Que me cuenten los conquistadores cómo cosecharon tanta muerte en las Américas y que Ana Frank vuelva a decirme qué asunto delicado es eso de vivir (y morir) a un paso de la muerte.

Que vengan los dos millones de muertos vietnamitas y los otros dos millones de muertos camboyanos a contarnos, con lujo de detalles, cómo es que llovía gelatina incandescente de los aviones norteamericanos y cómo fue que en Camboya  de esa hoguera infernal nació la rabia homicida de Pol Pot.

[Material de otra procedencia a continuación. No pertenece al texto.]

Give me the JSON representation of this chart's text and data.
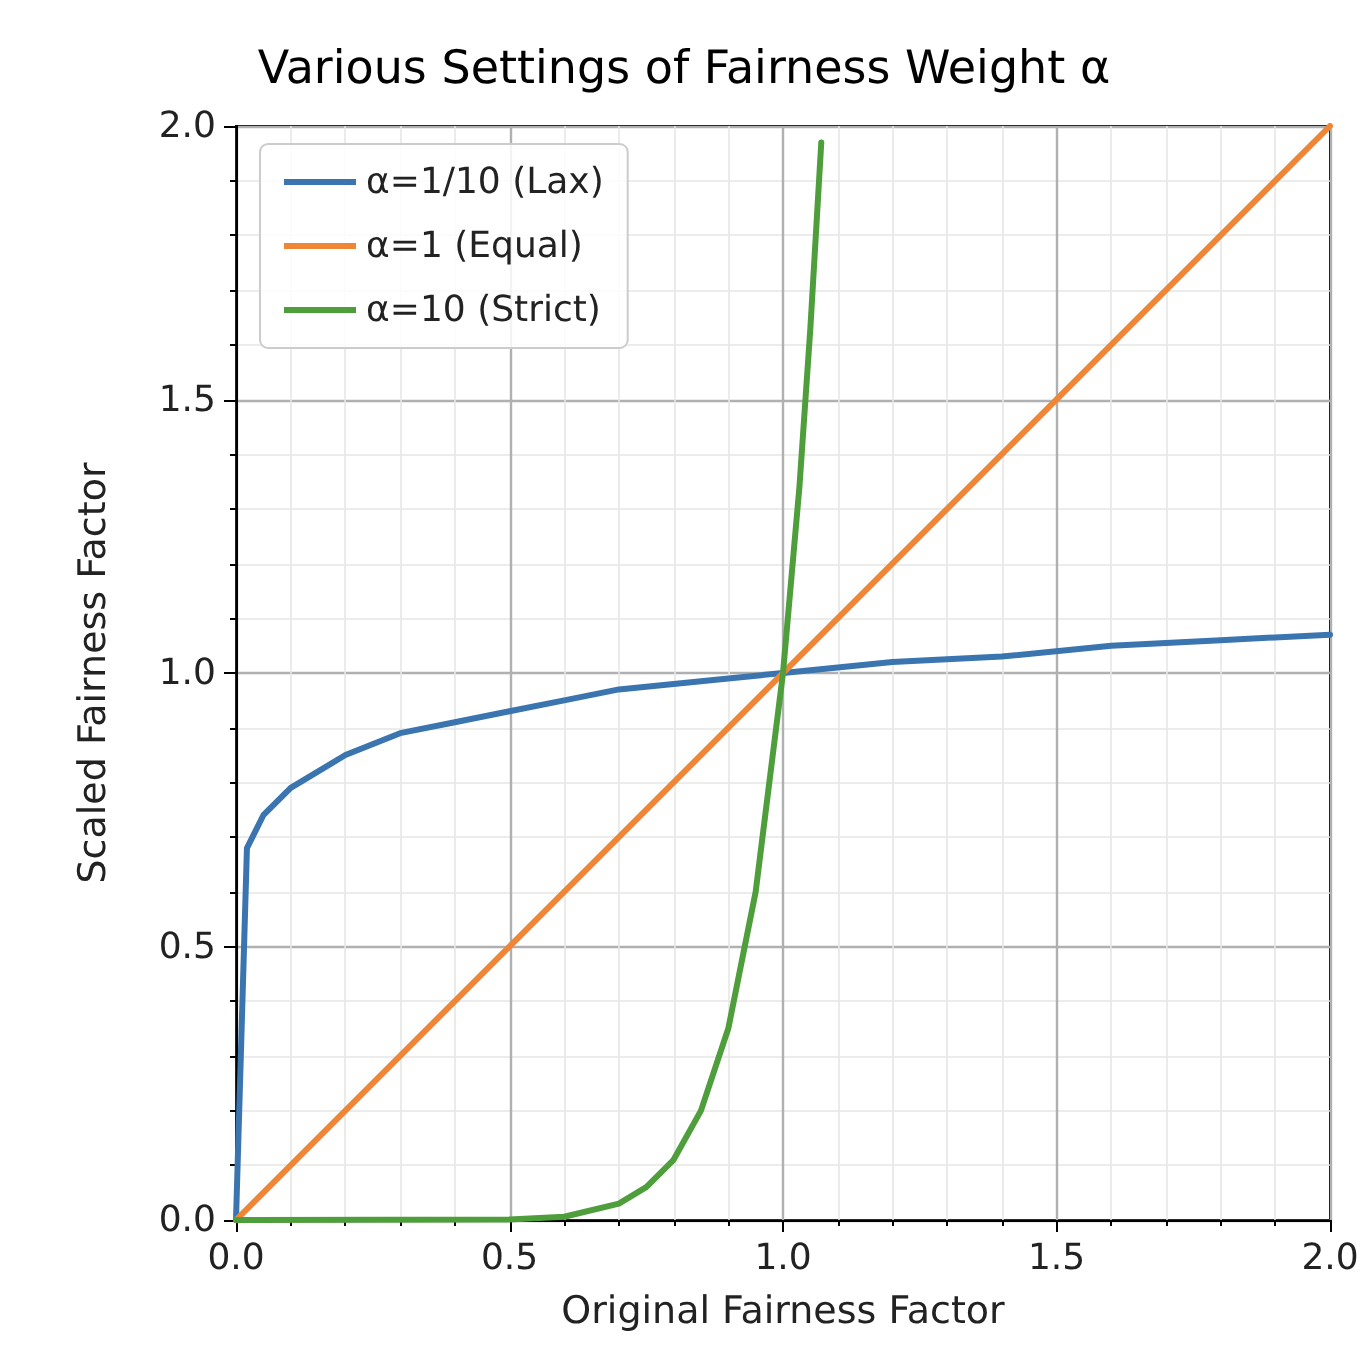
{
  "chart_data": {
    "type": "line",
    "title": "Various Settings of Fairness Weight α",
    "xlabel": "Original Fairness Factor",
    "ylabel": "Scaled Fairness Factor",
    "xlim": [
      0,
      2
    ],
    "ylim": [
      0,
      2
    ],
    "xticks": [
      {
        "value": 0,
        "label": "0.0"
      },
      {
        "value": 0.5,
        "label": "0.5"
      },
      {
        "value": 1,
        "label": "1.0"
      },
      {
        "value": 1.5,
        "label": "1.5"
      },
      {
        "value": 2,
        "label": "2.0"
      }
    ],
    "yticks": [
      {
        "value": 0,
        "label": "0.0"
      },
      {
        "value": 0.5,
        "label": "0.5"
      },
      {
        "value": 1,
        "label": "1.0"
      },
      {
        "value": 1.5,
        "label": "1.5"
      },
      {
        "value": 2,
        "label": "2.0"
      }
    ],
    "grid": true,
    "legend": "top left",
    "marker": "none",
    "line_style": "solid",
    "series": [
      {
        "name": "α=1/10 (Lax)",
        "color": "#3a75b0",
        "x": [
          0,
          0.02,
          0.05,
          0.1,
          0.2,
          0.3,
          0.4,
          0.5,
          0.6,
          0.7,
          0.8,
          0.9,
          1.0,
          1.2,
          1.4,
          1.6,
          1.8,
          2.0
        ],
        "values": [
          0,
          0.68,
          0.74,
          0.79,
          0.85,
          0.89,
          0.91,
          0.93,
          0.95,
          0.97,
          0.98,
          0.99,
          1.0,
          1.02,
          1.03,
          1.05,
          1.06,
          1.07
        ]
      },
      {
        "name": "α=1 (Equal)",
        "color": "#ef8636",
        "x": [
          0,
          2
        ],
        "values": [
          0,
          2
        ]
      },
      {
        "name": "α=10 (Strict)",
        "color": "#4f9e3c",
        "x": [
          0,
          0.5,
          0.6,
          0.7,
          0.75,
          0.8,
          0.85,
          0.9,
          0.95,
          1.0,
          1.03,
          1.05,
          1.07
        ],
        "values": [
          0,
          0.001,
          0.006,
          0.03,
          0.06,
          0.11,
          0.2,
          0.35,
          0.6,
          1.0,
          1.34,
          1.63,
          1.97
        ]
      }
    ]
  }
}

Que un desfile sin término de muertos nos explique lo que pasó en la DINA chilena, la ESMA argentina y el SIN peruano. Y que hablen también el cadáver del cubano general Arnaldo Ochoa y las víctimas de Roberto Mario Santucho, Abimael  Guzmán y el frente Farabundo Martí.

Que la muerte nos hable para entender mejor qué mamífero tenaz es el que nos habita, qué bestia atroz cargamos todos, qué fariseo resulta adoptar el punto de vista del poder. Que los pulverizados de Hiroshima y Nagasaki reúnan sus dispersas semillas para poder decirnos en qué consistió ese segundo de combustión solar que acabó con todo lo acabable.

Es cierto que hubo Bach y Satie y habrá otros Dylan Thomas y más de una Magritte. Y es cierto que la bondad está en todas partes haciendo, con discreción, lo suyo.

Pero yo hablaba de la historia, esa reunión de asesinos y sus víctimas. Y hablaba de los que se horrorizan por el caso del descuartizador pero no dicen nada por el salvaje de los Colina y hasta votarían por el regreso de los Montesinos y las Keikos. Los que cortaron este país en pedacitos.